On view through July 16, the showcase celebrates 50 years of hip-hop with multidisciplinary works from local and national artists.
Upstairs, inside the Baltimore Museum of Art’s Special Exhibition Galleries, sounds of rapping, nostalgic hip-hop, and muffled vocals fill the floor. Small groups are gathered around the front half of a repurposed, graffiti-marked police car, as well as a framed image of a man wearing a Tupac Shakur T-shirt. It’s a new kind of exhibit for the BMA—one that is meant to break the stereotype of museums being quiet places.
DEVAN SHIMOYAMA
This flashy, floating fixture by the Philadelphia contemporary art visionary is proof that any conversation about hip-hop would be incomplete without mentioning Timberlands. Rhinestone-covered Timbs, to be exact—which are entwined with silk flowers and hang over coated wire.

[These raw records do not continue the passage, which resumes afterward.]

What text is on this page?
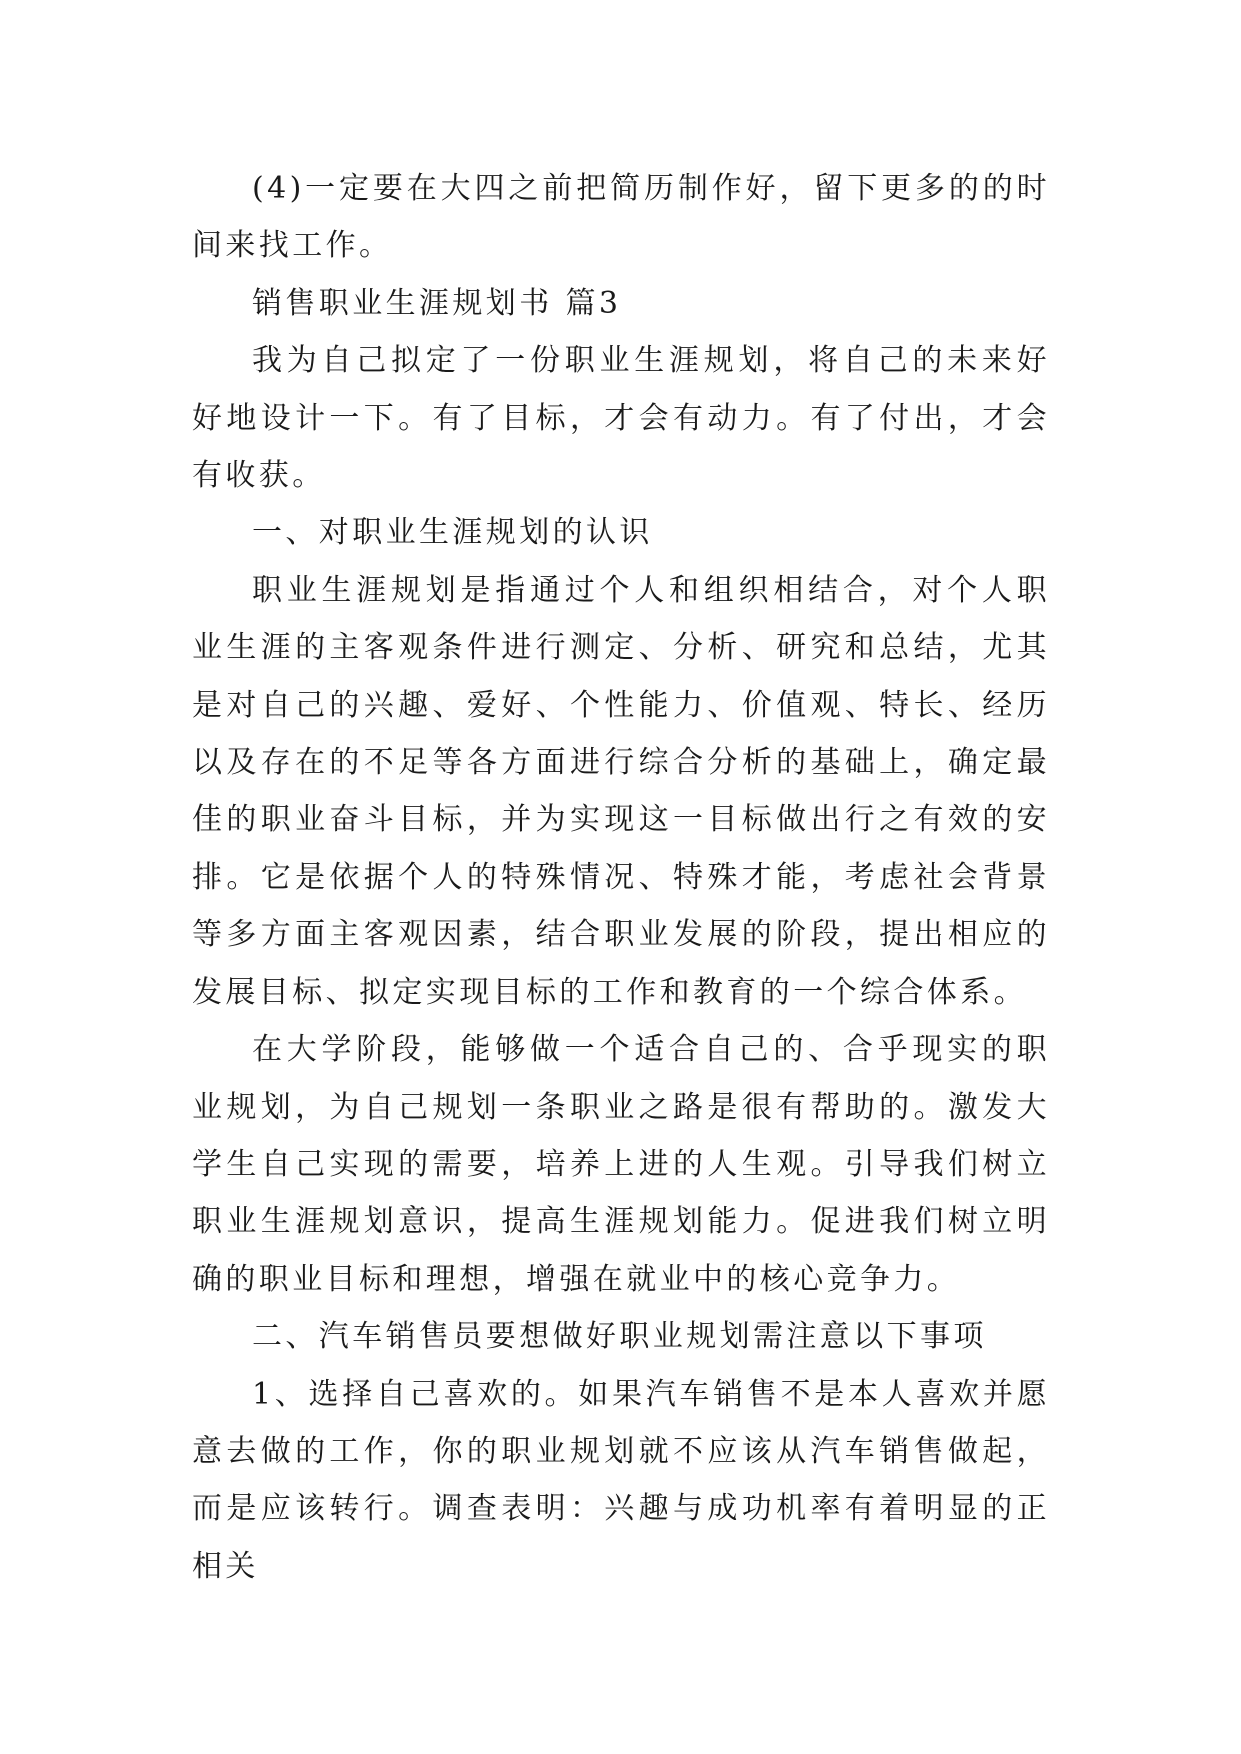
(4)一定要在大四之前把简历制作好，留下更多的的时间来找工作。

销售职业生涯规划书 篇3

我为自己拟定了一份职业生涯规划，将自己的未来好好地设计一下。有了目标，才会有动力。有了付出，才会有收获。

一、对职业生涯规划的认识

职业生涯规划是指通过个人和组织相结合，对个人职业生涯的主客观条件进行测定、分析、研究和总结，尤其是对自己的兴趣、爱好、个性能力、价值观、特长、经历以及存在的不足等各方面进行综合分析的基础上，确定最佳的职业奋斗目标，并为实现这一目标做出行之有效的安排。它是依据个人的特殊情况、特殊才能，考虑社会背景等多方面主客观因素，结合职业发展的阶段，提出相应的发展目标、拟定实现目标的工作和教育的一个综合体系。

在大学阶段，能够做一个适合自己的、合乎现实的职业规划，为自己规划一条职业之路是很有帮助的。激发大学生自己实现的需要，培养上进的人生观。引导我们树立职业生涯规划意识，提高生涯规划能力。促进我们树立明确的职业目标和理想，增强在就业中的核心竞争力。

二、汽车销售员要想做好职业规划需注意以下事项

1、选择自己喜欢的。如果汽车销售不是本人喜欢并愿意去做的工作，你的职业规划就不应该从汽车销售做起，而是应该转行。调查表明：兴趣与成功机率有着明显的正相关
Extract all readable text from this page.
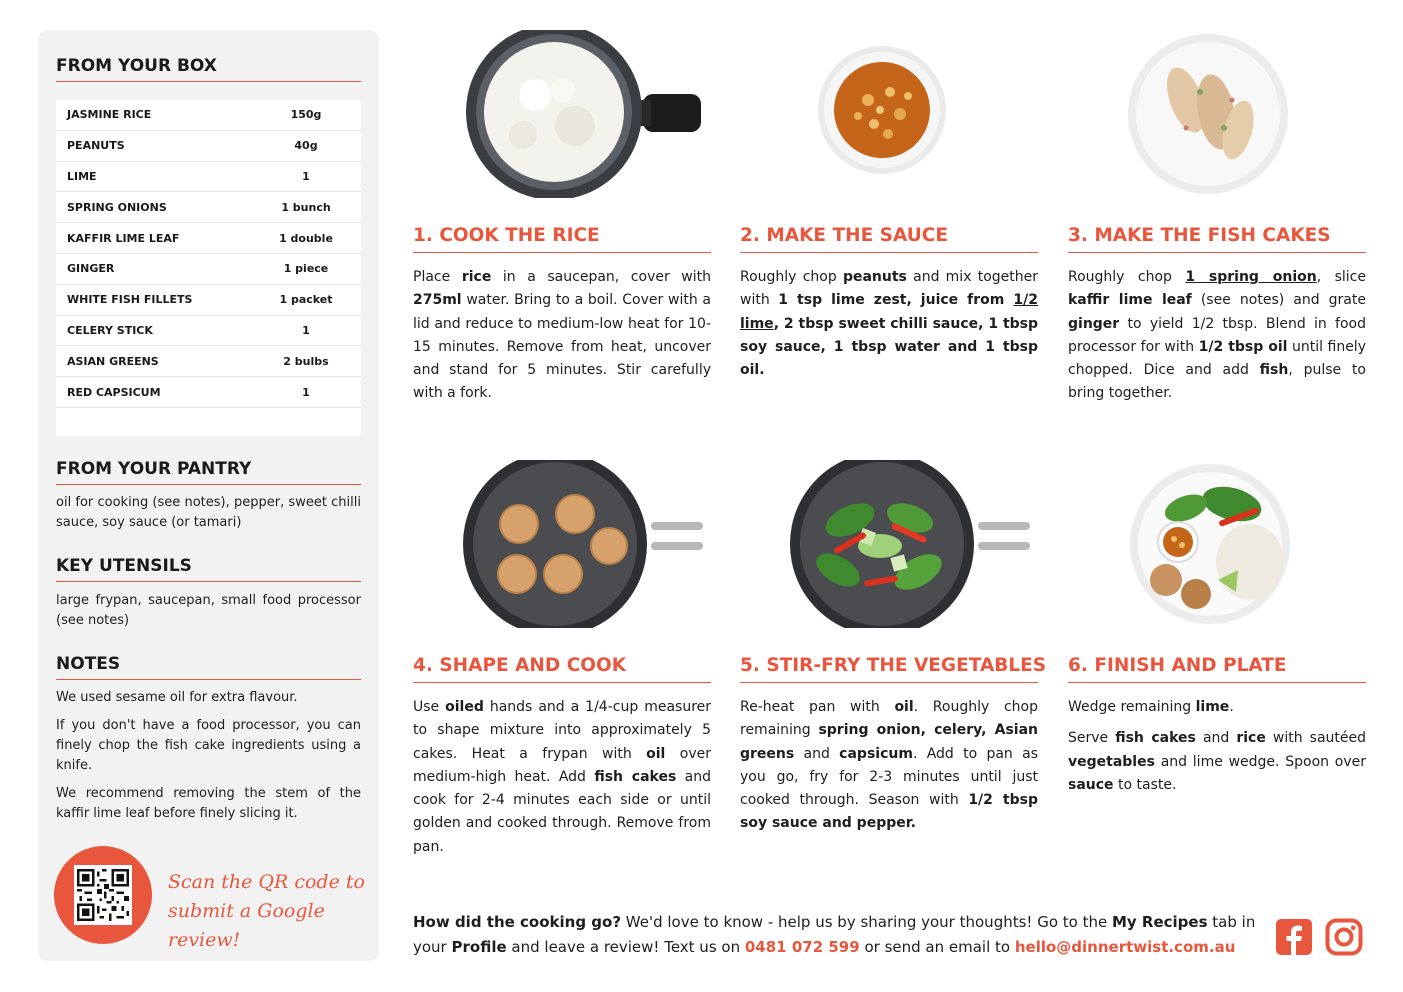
FROM YOUR BOX
JASMINE RICE	150g
PEANUTS	40g
LIME	1
SPRING ONIONS	1 bunch
KAFFIR LIME LEAF	1 double
GINGER	1 piece
WHITE FISH FILLETS	1 packet
CELERY STICK	1
ASIAN GREENS	2 bulbs
RED CAPSICUM	1
FROM YOUR PANTRY
oil for cooking (see notes), pepper, sweet chilli sauce, soy sauce (or tamari)
KEY UTENSILS
large frypan, saucepan, small food processor (see notes)
NOTES

We used sesame oil for extra flavour.

If you don't have a food processor, you can finely chop the fish cake ingredients using a knife.

We recommend removing the stem of the kaffir lime leaf before finely slicing it.

Scan the QR code to
submit a Google review!
1. COOK THE RICE
Place rice in a saucepan, cover with 275ml water. Bring to a boil. Cover with a lid and reduce to medium-low heat for 10-15 minutes. Remove from heat, uncover and stand for 5 minutes. Stir carefully with a fork.
2. MAKE THE SAUCE
Roughly chop peanuts and mix together with 1 tsp lime zest, juice from 1/2 lime, 2 tbsp sweet chilli sauce, 1 tbsp soy sauce, 1 tbsp water and 1 tbsp oil.
3. MAKE THE FISH CAKES
Roughly chop 1 spring onion, slice kaffir lime leaf (see notes) and grate ginger to yield 1/2 tbsp. Blend in food processor for with 1/2 tbsp oil until finely chopped. Dice and add fish, pulse to bring together.
4. SHAPE AND COOK
Use oiled hands and a 1/4-cup measurer to shape mixture into approximately 5 cakes. Heat a frypan with oil over medium-high heat. Add fish cakes and cook for 2-4 minutes each side or until golden and cooked through. Remove from pan.
5. STIR-FRY THE VEGETABLES
Re-heat pan with oil. Roughly chop remaining spring onion, celery, Asian greens and capsicum. Add to pan as you go, fry for 2-3 minutes until just cooked through. Season with 1/2 tbsp soy sauce and pepper.
6. FINISH AND PLATE

Wedge remaining lime.

Serve fish cakes and rice with sautéed vegetables and lime wedge. Spoon over sauce to taste.

How did the cooking go? We'd love to know - help us by sharing your thoughts! Go to the My Recipes tab in your Profile and leave a review! Text us on 0481 072 599 or send an email to hello@dinnertwist.com.au
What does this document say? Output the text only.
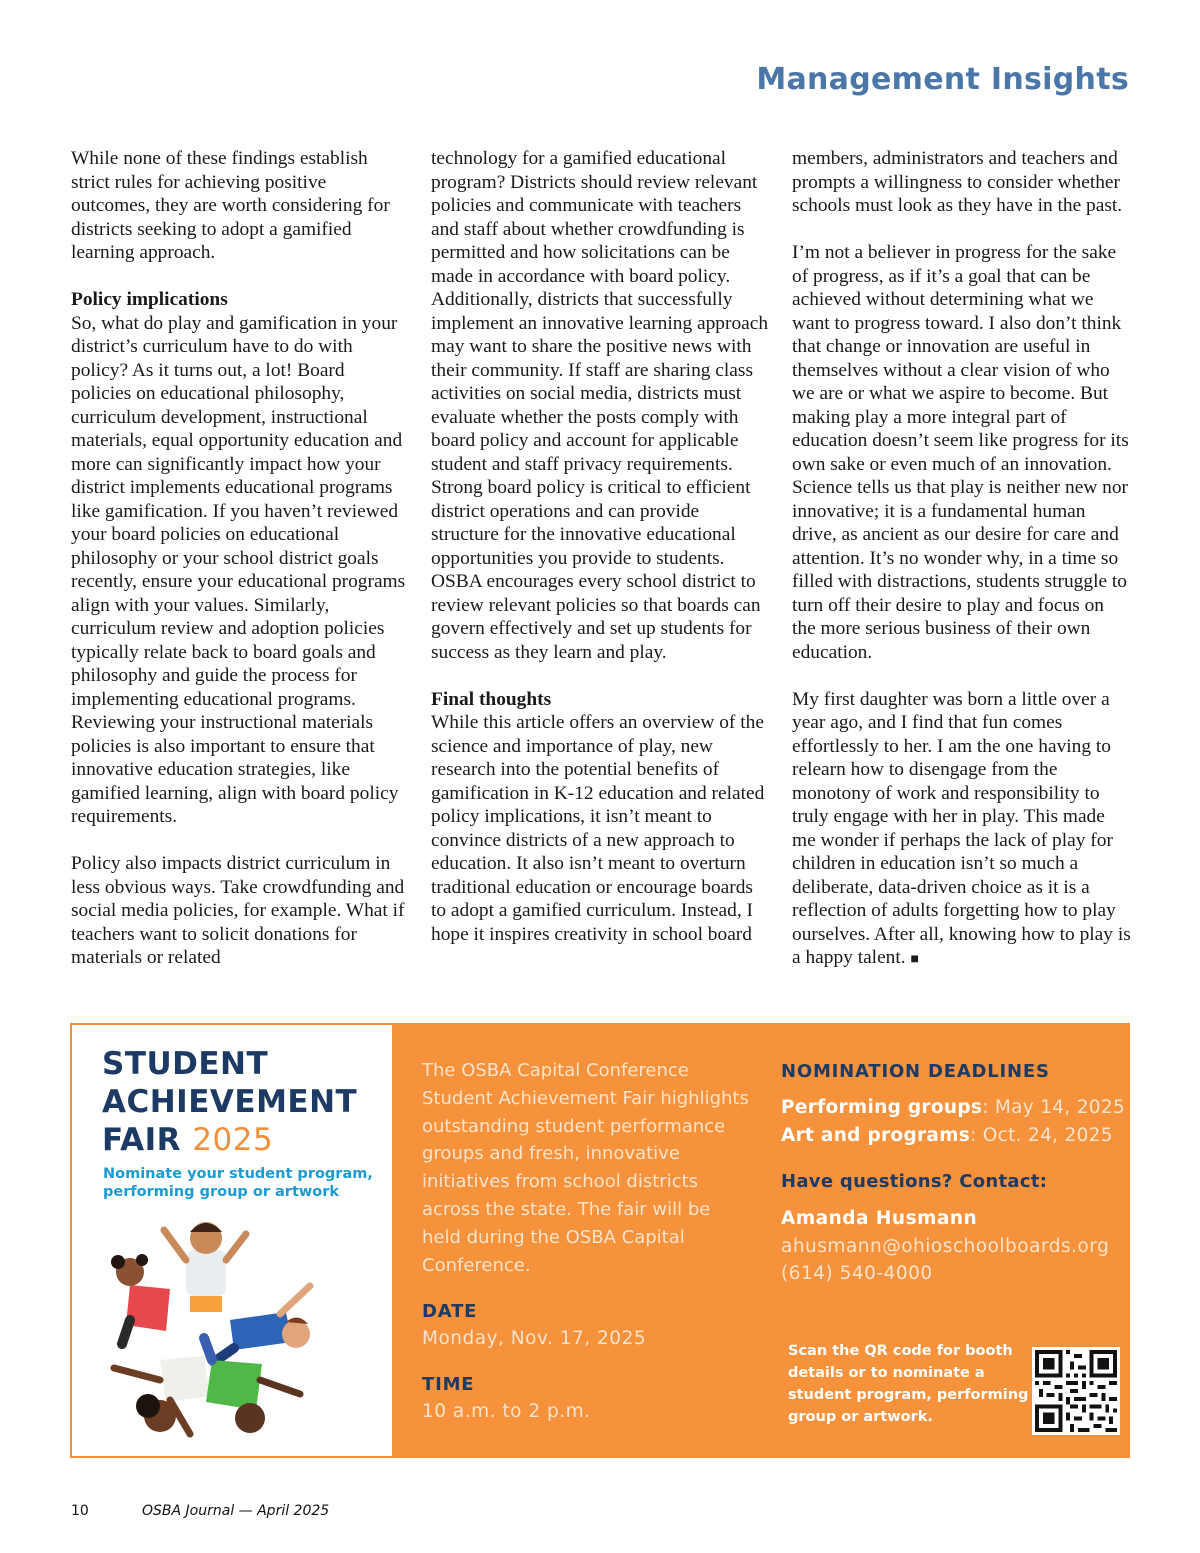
Management Insights

While none of these findings establish strict rules for achieving positive outcomes, they are worth considering for districts seeking to adopt a gamified learning approach.

Policy implications
So, what do play and gamification in your district’s curriculum have to do with policy? As it turns out, a lot! Board policies on educational philosophy, curriculum development, instructional materials, equal opportunity education and more can significantly impact how your district implements educational programs like gamification. If you haven’t reviewed your board policies on educational philosophy or your school district goals recently, ensure your educational programs align with your values. Similarly, curriculum review and adoption policies typically relate back to board goals and philosophy and guide the process for implementing educational programs. Reviewing your instructional materials policies is also important to ensure that innovative education strategies, like gamified learning, align with board policy requirements.

Policy also impacts district curriculum in less obvious ways. Take crowdfunding and social media policies, for example. What if teachers want to solicit donations for materials or related

technology for a gamified educational program? Districts should review relevant policies and communicate with teachers and staff about whether crowdfunding is permitted and how solicitations can be made in accordance with board policy. Additionally, districts that successfully implement an innovative learning approach may want to share the positive news with their community. If staff are sharing class activities on social media, districts must evaluate whether the posts comply with board policy and account for applicable student and staff privacy requirements. Strong board policy is critical to efficient district operations and can provide structure for the innovative educational opportunities you provide to students. OSBA encourages every school district to review relevant policies so that boards can govern effectively and set up students for success as they learn and play.

Final thoughts
While this article offers an overview of the science and importance of play, new research into the potential benefits of gamification in K-12 education and related policy implications, it isn’t meant to convince districts of a new approach to education. It also isn’t meant to overturn traditional education or encourage boards to adopt a gamified curriculum. Instead, I hope it inspires creativity in school board

members, administrators and teachers and prompts a willingness to consider whether schools must look as they have in the past.

I’m not a believer in progress for the sake of progress, as if it’s a goal that can be achieved without determining what we want to progress toward. I also don’t think that change or innovation are useful in themselves without a clear vision of who we are or what we aspire to become. But making play a more integral part of education doesn’t seem like progress for its own sake or even much of an innovation. Science tells us that play is neither new nor innovative; it is a fundamental human drive, as ancient as our desire for care and attention. It’s no wonder why, in a time so filled with distractions, students struggle to turn off their desire to play and focus on the more serious business of their own education.

My first daughter was born a little over a year ago, and I find that fun comes effortlessly to her. I am the one having to relearn how to disengage from the monotony of work and responsibility to truly engage with her in play. This made me wonder if perhaps the lack of play for children in education isn’t so much a deliberate, data-driven choice as it is a reflection of adults forgetting how to play ourselves. After all, knowing how to play is a happy talent. ■

STUDENT
ACHIEVEMENT
FAIR 2025
Nominate your student program, performing group or artwork
The OSBA Capital Conference Student Achievement Fair highlights outstanding student performance groups and fresh, innovative initiatives from school districts across the state. The fair will be held during the OSBA Capital Conference.
DATE
Monday, Nov. 17, 2025
TIME
10 a.m. to 2 p.m.
NOMINATION DEADLINES
Performing groups: May 14, 2025
Art and programs: Oct. 24, 2025
Have questions? Contact:
Amanda Husmann
ahusmann@ohioschoolboards.org
(614) 540-4000
Scan the QR code for booth details or to nominate a student program, performing group or artwork.
10	OSBA Journal — April 2025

Co-curated by the BMA’s new Dorothy Wagner Wallis director Asma Naeem and the museum’s chief education officer Gamynne Guillotte, The Culture: Hip Hop and Contemporary Art in the 21st Century celebrates 50 years of of the genre’s impact on storytelling, song, fashion, and performance.
The exhibit is on view at the BMA through July 16, when it will transfer to the Saint Louis Art Museum—which co-organized the display. The ticketed exhibit will be free and open to the public on family days scheduled for April 16, May 21, and June 18.